If mom has a home (it sounds like she was living on her own in her home) I’d suggest to have a family meeting to discuss what to do with her home IF she realistically cannot return to it. Medicaid usually allows for their home as an exempt asset for Medicaid. Although that sounds fabulous.....HOWEVER & 2 big howevers...... 1.Medicaid requires a copay or SOC (share of cost) of all her monthly income to the facility so mom will have no-none-nada of her $ anymore to pay on house realistically. All she will have for $ is her smallish monthly personal needs allowance which most states have at $50 or $60. This factoid seems to be often not clearly described to family. & 2. Medicaid is required to do an attempt to recover all costs paid on care from the estate after death. That house will become an asset of her estate. It’s referred to as MERP. There are all sorts of exemptions and exclusions to MERP but it’s totally on family to deal with whatever paperwork or legal needed to get through the Recovery process.
Also, as others have noted, if either (1) she is not making satisfactory progress or (2) the specific problem of admission has been adequately treated and stabilized, then Medicare will not authorize payment for additional days.
You definitely need to hold a "care conference" at the facility. However, just remember that it's Medicare that is calling the shots on this one!
It sounds like your mother is in need of custodial care, which Medicare will NOT pay for. This must be either private pay or Medicaid.

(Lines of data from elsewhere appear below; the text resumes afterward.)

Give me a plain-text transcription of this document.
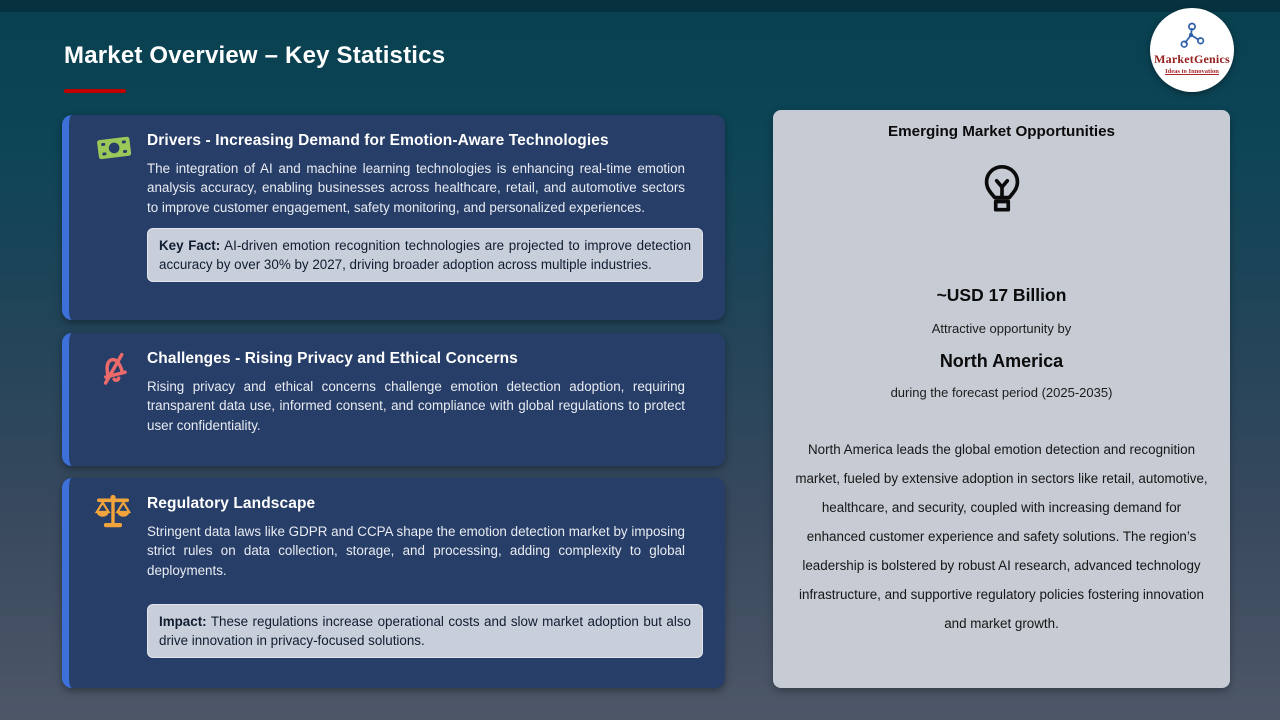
Market Overview – Key Statistics	MarketGenics
Ideas to Innovation
Drivers - Increasing Demand for Emotion-Aware Technologies

The integration of AI and machine learning technologies is enhancing real-time emotion analysis accuracy, enabling businesses across healthcare, retail, and automotive sectors to improve customer engagement, safety monitoring, and personalized experiences.

Key Fact: AI-driven emotion recognition technologies are projected to improve detection accuracy by over 30% by 2027, driving broader adoption across multiple industries.
Challenges - Rising Privacy and Ethical Concerns

Rising privacy and ethical concerns challenge emotion detection adoption, requiring transparent data use, informed consent, and compliance with global regulations to protect user confidentiality.

Regulatory Landscape

Stringent data laws like GDPR and CCPA shape the emotion detection market by imposing strict rules on data collection, storage, and processing, adding complexity to global deployments.

Impact: These regulations increase operational costs and slow market adoption but also drive innovation in privacy-focused solutions.
Emerging Market Opportunities
~USD 17 Billion
Attractive opportunity by
North America
during the forecast period (2025-2035)

North America leads the global emotion detection and recognition market, fueled by extensive adoption in sectors like retail, automotive, healthcare, and security, coupled with increasing demand for enhanced customer experience and safety solutions. The region’s leadership is bolstered by robust AI research, advanced technology infrastructure, and supportive regulatory policies fostering innovation and market growth.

Speak with the social worker at the facility about your concerns and intentions. If she is going to be put on Medicaid, she will likely be given therapy in a few weeks again to see if she can make any progress.
If your mother leaves to go to another facility or home, either the new facility's doctor or her family doctor can order PT, but insurance won't pay for it if no progress is being reported.

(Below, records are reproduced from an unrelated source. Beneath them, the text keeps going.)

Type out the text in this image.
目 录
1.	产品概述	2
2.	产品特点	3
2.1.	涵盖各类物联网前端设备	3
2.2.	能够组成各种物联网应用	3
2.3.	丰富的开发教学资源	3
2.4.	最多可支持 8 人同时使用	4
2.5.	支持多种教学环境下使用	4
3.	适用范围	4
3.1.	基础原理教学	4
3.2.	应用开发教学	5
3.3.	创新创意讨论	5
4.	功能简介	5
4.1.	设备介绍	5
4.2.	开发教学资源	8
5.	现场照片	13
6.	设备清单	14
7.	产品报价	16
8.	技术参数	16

The hospital kept my Dad for three weeks and a few days at no charge to us, with a discharge to home with Home Health for weeks and then a referral to out-patient PT at the Sister Hospital that did In-patient PT.
You may have missed the original appeal right to send Mother to In-patient PT at an advanced hospital like facility.

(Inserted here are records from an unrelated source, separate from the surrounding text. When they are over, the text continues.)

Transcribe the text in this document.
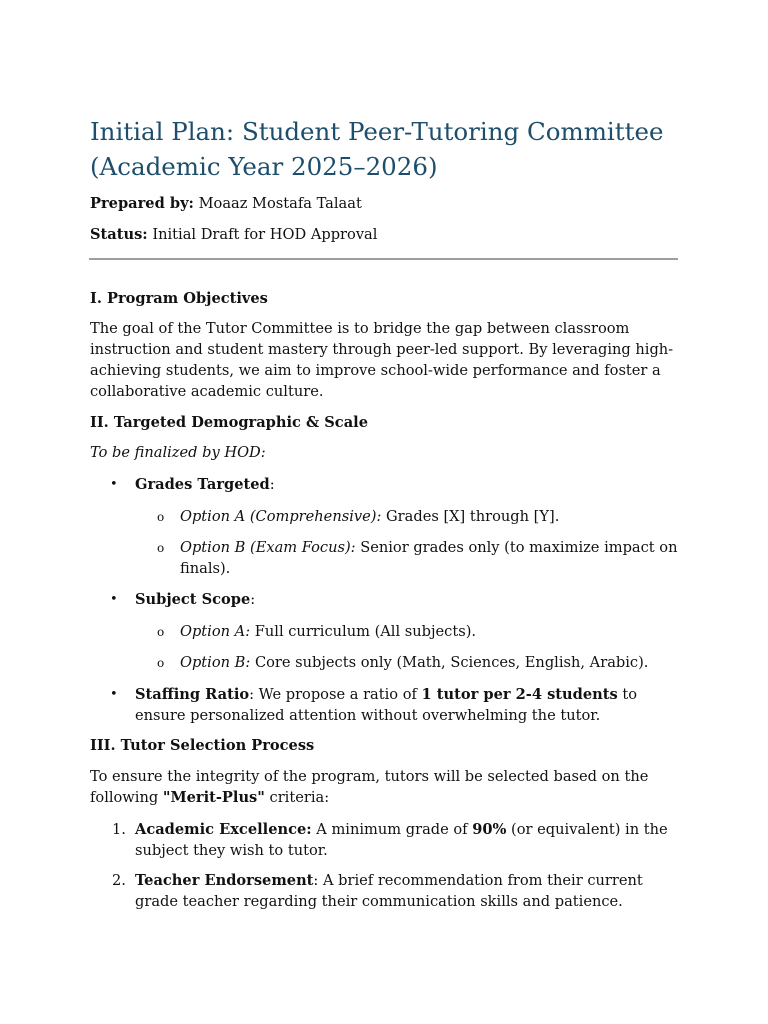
Initial Plan: Student Peer-Tutoring Committee (Academic Year 2025–2026)

Prepared by: Moaaz Mostafa Talaat

Status: Initial Draft for HOD Approval

I. Program Objectives

The goal of the Tutor Committee is to bridge the gap between classroom instruction and student mastery through peer-led support. By leveraging high-achieving students, we aim to improve school-wide performance and foster a collaborative academic culture.

II. Targeted Demographic & Scale

To be finalized by HOD:

• Grades Targeted:
o Option A (Comprehensive): Grades [X] through [Y].
o Option B (Exam Focus): Senior grades only (to maximize impact on finals).
• Subject Scope:
o Option A: Full curriculum (All subjects).
o Option B: Core subjects only (Math, Sciences, English, Arabic).
• Staffing Ratio: We propose a ratio of 1 tutor per 2-4 students to ensure personalized attention without overwhelming the tutor.
III. Tutor Selection Process

To ensure the integrity of the program, tutors will be selected based on the following "Merit-Plus" criteria:

1. Academic Excellence: A minimum grade of 90% (or equivalent) in the subject they wish to tutor.
2. Teacher Endorsement: A brief recommendation from their current grade teacher regarding their communication skills and patience.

Worse case scenario, can you move her back home and ask if Medicare will pay for In-home PT/OT/ST? OR could you take her home and have her go to Out-patient PT. I told my Dad’s that the Ortho Doctor wanted them to be agressive and High Goals! Around every six months my Dad’s doctors write new prescription for Out-patient PT to bring Dad back up in stamina and strength. He enjoys it, even with his Alzheimer’! I almost forgot that the Ear Doctor also has written scripts using the necessity of Balance Therapy.
I would suggest that you do yourself a favor and go to Ira Lef Elder Law Attorney website iralef.com to give you some insights, as he is in Georgia, and each State Administer Medicaid Laws differently. One example is that in Georgia And WV if the patient states she intends to return to the home from SNF/NH AND someone lived in the household for two years prior to admission to facility Medicaid was not able to force the sale home upon death as the person whom cared for the patient prior to admission can keep the home. But these laws change year by year.